All creative people are inspired by those who preceded them, and in England’s Antiphon (Macmillan, 1868) the writer George MacDonald captures this truth in a choral image, showing writers as singers responding to each other. In acknowledgement of this connection, the George MacDonald Society met in 2014 to examine the debt that the Oxford myth-makers known as the Inklings (an informal group of writers associated with C.S. Lewis and J.R.R. Tolkien) owed to their predecessors. The selected papers presented in Informing the Inklings (edited by Michael Partridge and Kirstin Jeffrey Johnson) look from MacDonald back to Wordsworth, Coleridge, and others as well as forward, via the Inklings, to Susanna Clarke’s Jonathan Strange and Mr. Norrell (Bloomsbury, 2007). They contribute to an understanding of the development of mythopoesis over the last 200 years or so.
Malcolm Guite’s contribution, for example, traces a threefold link from Coleridge to John Henry Newman and on to Lewis, as elucidated in a little-studied poem by Lewis. For Guite the imagination is a golden key, passed from Coleridge to later writers. He memorably illustrates this point with a discussion of dwarves.
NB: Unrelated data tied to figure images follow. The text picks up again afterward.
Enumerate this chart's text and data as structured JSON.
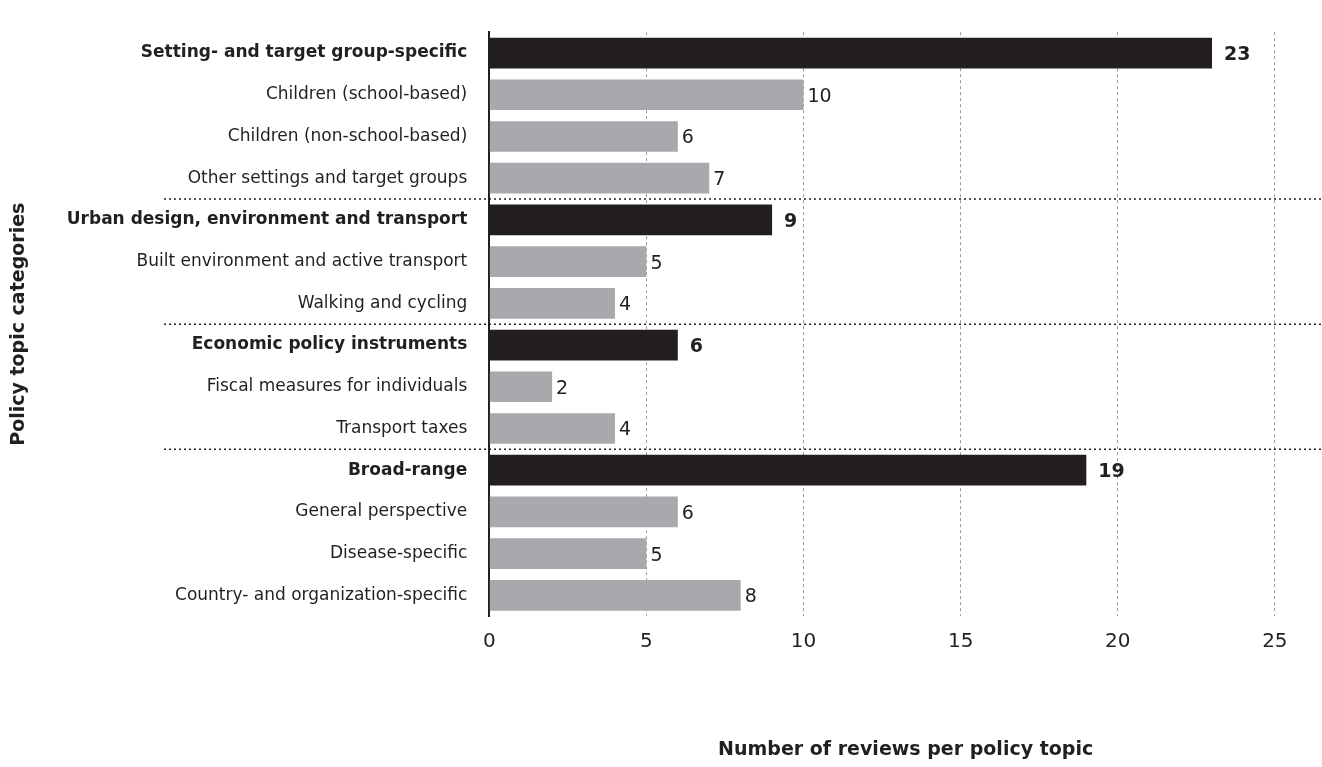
{
  "chart_data": {
    "type": "bar",
    "orientation": "horizontal",
    "xlabel": "Number of reviews per policy topic",
    "ylabel": "Policy topic categories",
    "categories": [
      "Setting- and target group-specific",
      "Children (school-based)",
      "Children (non-school-based)",
      "Other settings and target groups",
      "Urban design, environment and transport",
      "Built environment and active transport",
      "Walking and cycling",
      "Economic policy instruments",
      "Fiscal measures for individuals",
      "Transport taxes",
      "Broad-range",
      "General perspective",
      "Disease-specific",
      "Country- and organization-specific"
    ],
    "values": [
      23,
      10,
      6,
      7,
      9,
      5,
      4,
      6,
      2,
      4,
      19,
      6,
      5,
      8
    ],
    "colors": [
      "#231f20",
      "#a7a9ac",
      "#a7a9ac",
      "#a7a9ac",
      "#231f20",
      "#a7a9ac",
      "#a7a9ac",
      "#231f20",
      "#a7a9ac",
      "#a7a9ac",
      "#231f20",
      "#a7a9ac",
      "#a7a9ac",
      "#a7a9ac"
    ],
    "xlim": [
      0,
      26.5
    ],
    "xticks": [
      0,
      5,
      10,
      15,
      20,
      25
    ],
    "grid": "x",
    "data_labels": true,
    "legend": false
  }
}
Coleridge, Guite writes, gives us a vivid image of a “supposedly giant intellect which has become a dwarf because it has lost the childlike capacity for awe” (26). MacDonald takes this a step further, assuring us that the dwarf will continue to think of himself as a giant. The key is then passed to Lewis, and The Great Divorce (Geoffrey Bles, 1945) includes a scene in which a lady identifies (and kisses) the “deluded dwarf” (27) who is really speaking. Lewis then returns to the image and the associated insight in the chapter of The Last Battle (The Bodley Head, 1956) entitled “How the Dwarves refused to be taken in.”
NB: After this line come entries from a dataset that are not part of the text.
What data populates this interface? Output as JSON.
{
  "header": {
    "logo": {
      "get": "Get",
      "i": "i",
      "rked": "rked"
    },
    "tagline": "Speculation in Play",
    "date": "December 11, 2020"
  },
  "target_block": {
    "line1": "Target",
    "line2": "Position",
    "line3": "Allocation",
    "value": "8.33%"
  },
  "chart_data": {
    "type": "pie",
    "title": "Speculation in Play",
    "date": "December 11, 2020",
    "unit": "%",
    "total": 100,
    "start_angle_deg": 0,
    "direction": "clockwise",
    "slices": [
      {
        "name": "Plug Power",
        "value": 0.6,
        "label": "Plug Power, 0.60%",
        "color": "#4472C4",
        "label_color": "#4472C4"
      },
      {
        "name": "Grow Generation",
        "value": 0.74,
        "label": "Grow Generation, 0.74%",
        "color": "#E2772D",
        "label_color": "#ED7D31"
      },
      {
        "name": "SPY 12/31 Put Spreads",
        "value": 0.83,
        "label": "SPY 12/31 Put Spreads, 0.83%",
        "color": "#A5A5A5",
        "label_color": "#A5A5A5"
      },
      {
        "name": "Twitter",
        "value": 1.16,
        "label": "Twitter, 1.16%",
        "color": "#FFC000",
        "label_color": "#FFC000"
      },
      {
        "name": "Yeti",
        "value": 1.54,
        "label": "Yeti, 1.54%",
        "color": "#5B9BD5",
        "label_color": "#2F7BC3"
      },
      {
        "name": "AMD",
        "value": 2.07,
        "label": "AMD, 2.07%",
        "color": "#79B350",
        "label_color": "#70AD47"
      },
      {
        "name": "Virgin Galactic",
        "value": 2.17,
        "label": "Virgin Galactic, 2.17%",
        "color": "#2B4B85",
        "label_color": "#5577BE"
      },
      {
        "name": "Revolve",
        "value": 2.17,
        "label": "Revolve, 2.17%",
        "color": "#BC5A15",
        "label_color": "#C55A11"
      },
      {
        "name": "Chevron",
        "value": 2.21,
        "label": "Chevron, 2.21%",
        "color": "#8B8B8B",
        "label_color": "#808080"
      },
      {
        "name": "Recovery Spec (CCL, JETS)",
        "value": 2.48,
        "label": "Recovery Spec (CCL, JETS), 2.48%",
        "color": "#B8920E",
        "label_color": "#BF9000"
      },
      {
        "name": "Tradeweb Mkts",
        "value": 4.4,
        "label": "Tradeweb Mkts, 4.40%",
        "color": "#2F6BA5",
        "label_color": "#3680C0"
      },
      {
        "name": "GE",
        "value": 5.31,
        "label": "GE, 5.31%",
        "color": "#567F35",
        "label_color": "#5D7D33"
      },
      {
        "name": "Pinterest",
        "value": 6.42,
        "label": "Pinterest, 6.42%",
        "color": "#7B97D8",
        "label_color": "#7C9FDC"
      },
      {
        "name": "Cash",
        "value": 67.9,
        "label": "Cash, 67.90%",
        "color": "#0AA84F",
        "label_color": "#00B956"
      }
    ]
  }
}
Kirstin Jeffrey Johnson’s golden key is one of discovery: she offers an engaging account of her own journey with MacDonald, a pilgrimage of library shelves, a diversion into the nature of mythopoesis, and a consideration of a mentor’s impact. She encourages readers to “forget the penniless preacher forced to write fiction” (51) and to focus instead on a “storyteller for storytellers” (33) who grew up in an exceptionally literate environment and who was later mentored by the literature-loving, library-establishing A.J. Scott. Scott and other influences enabled MacDonald to take his place in a mythopoeic tradition that continues today.
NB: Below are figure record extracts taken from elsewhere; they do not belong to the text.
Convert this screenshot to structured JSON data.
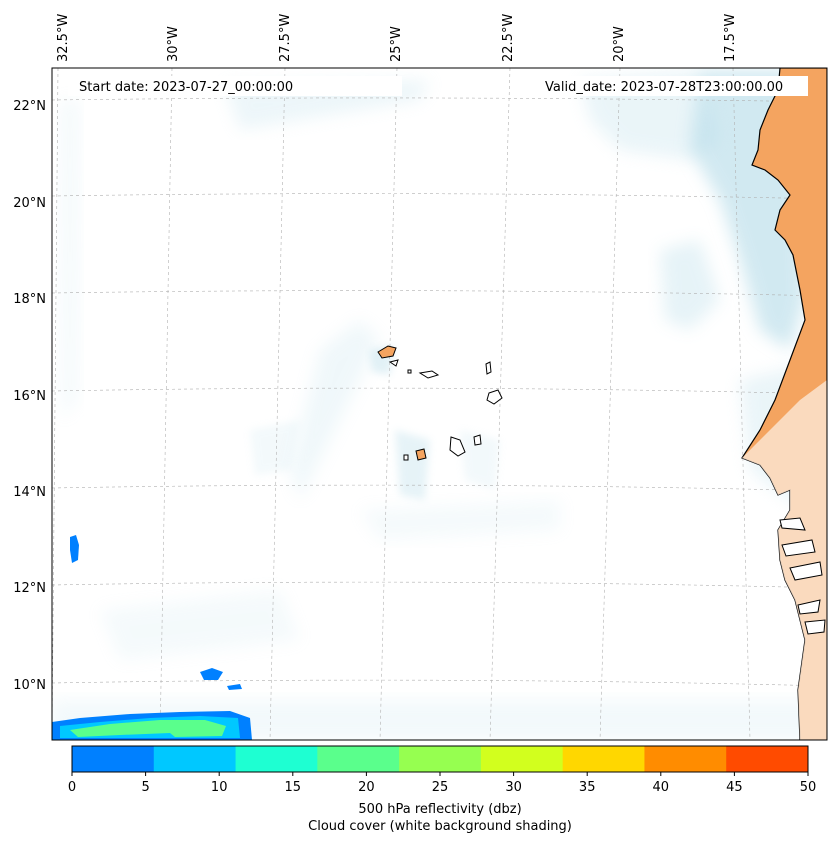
{
  "header": {
    "start_label": "Start date: 2023-07-27_00:00:00",
    "valid_label": "Valid_date: 2023-07-28T23:00:00.00"
  },
  "longitudes": [
    "32.5°W",
    "30°W",
    "27.5°W",
    "25°W",
    "22.5°W",
    "20°W",
    "17.5°W"
  ],
  "latitudes": [
    "22°N",
    "20°N",
    "18°N",
    "16°N",
    "14°N",
    "12°N",
    "10°N"
  ],
  "colorbar": {
    "ticks": [
      "0",
      "5",
      "10",
      "15",
      "20",
      "25",
      "30",
      "35",
      "40",
      "45",
      "50"
    ],
    "colors": [
      "#0080ff",
      "#00c8ff",
      "#1effd2",
      "#5aff8c",
      "#96ff50",
      "#d2ff1e",
      "#ffd700",
      "#ff8c00",
      "#ff4b00"
    ],
    "label_line1": "500 hPa reflectivity (dbz)",
    "label_line2": "Cloud cover (white background shading)"
  },
  "colors": {
    "land": "#f4a460",
    "cloud": "#add8e6",
    "grid": "#b0b0b0"
  }
}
Daniel Gabelman directs attention to “Organised Innocence” as he discusses MacDonald’s understanding of what it means to be childlike. He first considers two contrasting threads of attitudes toward young people. The moralistic approach talks down to the child in its earnest desire to instruct; the Romantic approach sees the child as a small sacred being that is at one with nature, celebrating the “pure unclouded brow” (in Lewis Carroll’s words, quoted on p. 82). MacDonald’s belief that we must all strive for childlikeness and that the childlike gravitate toward fairytales allows him, Gabelman argues, to find a harmonious new path between these two extremes, speaking truth through beauty. In the subsequent chapter, Jean Webb takes up this theme with a careful discussion of MacDonald’s At the Back of the North Wind (Strahan & Co., 1871), in which she shows that the protagonist Diamond is both a child of nature who experiences its poetry and a child of his time who inspires others to work for a better world: the novel’s passage about a primrose perfectly encapsulates her point.
While Gabelman is interested in Carroll’s romantic notions of childhood, Kirstin A. Mills highlights the dreamlike quality of the Wonderland world and considers the pathways that link such nebulous environments to the later work of Carroll and MacDonald and on to the consistent, chartable secondary worlds of Tolkien and others. Mills argues that an important waymarker in this progression was the development of the mathematical theory of hyperspace, space that is beyond the three dimensions that we perceive. Her thesis is weakened when she acknowledges that Alice Through the Looking-Glass (Macmillan, 1871) was published prior to this mathematical development: can we really assume that Carroll saw the new theory coming? However, it is intriguing to ponder the possibility that mathematics influenced the appearance of the secondary worlds that are so fundamental to modern fantasy.
George MacDonald recognized the “wonder of the ordinary” (202), and the twelve contributors to this volume offer thoughtful appreciations of the ways in which he passed on that wonder to and inspired creativity in the choristers who responded to his song. Readers who seek to better understand the Inklings by a consideration of their literary heritage will find much here to make their hearts sing.
Julie Falkner is an independent scholar.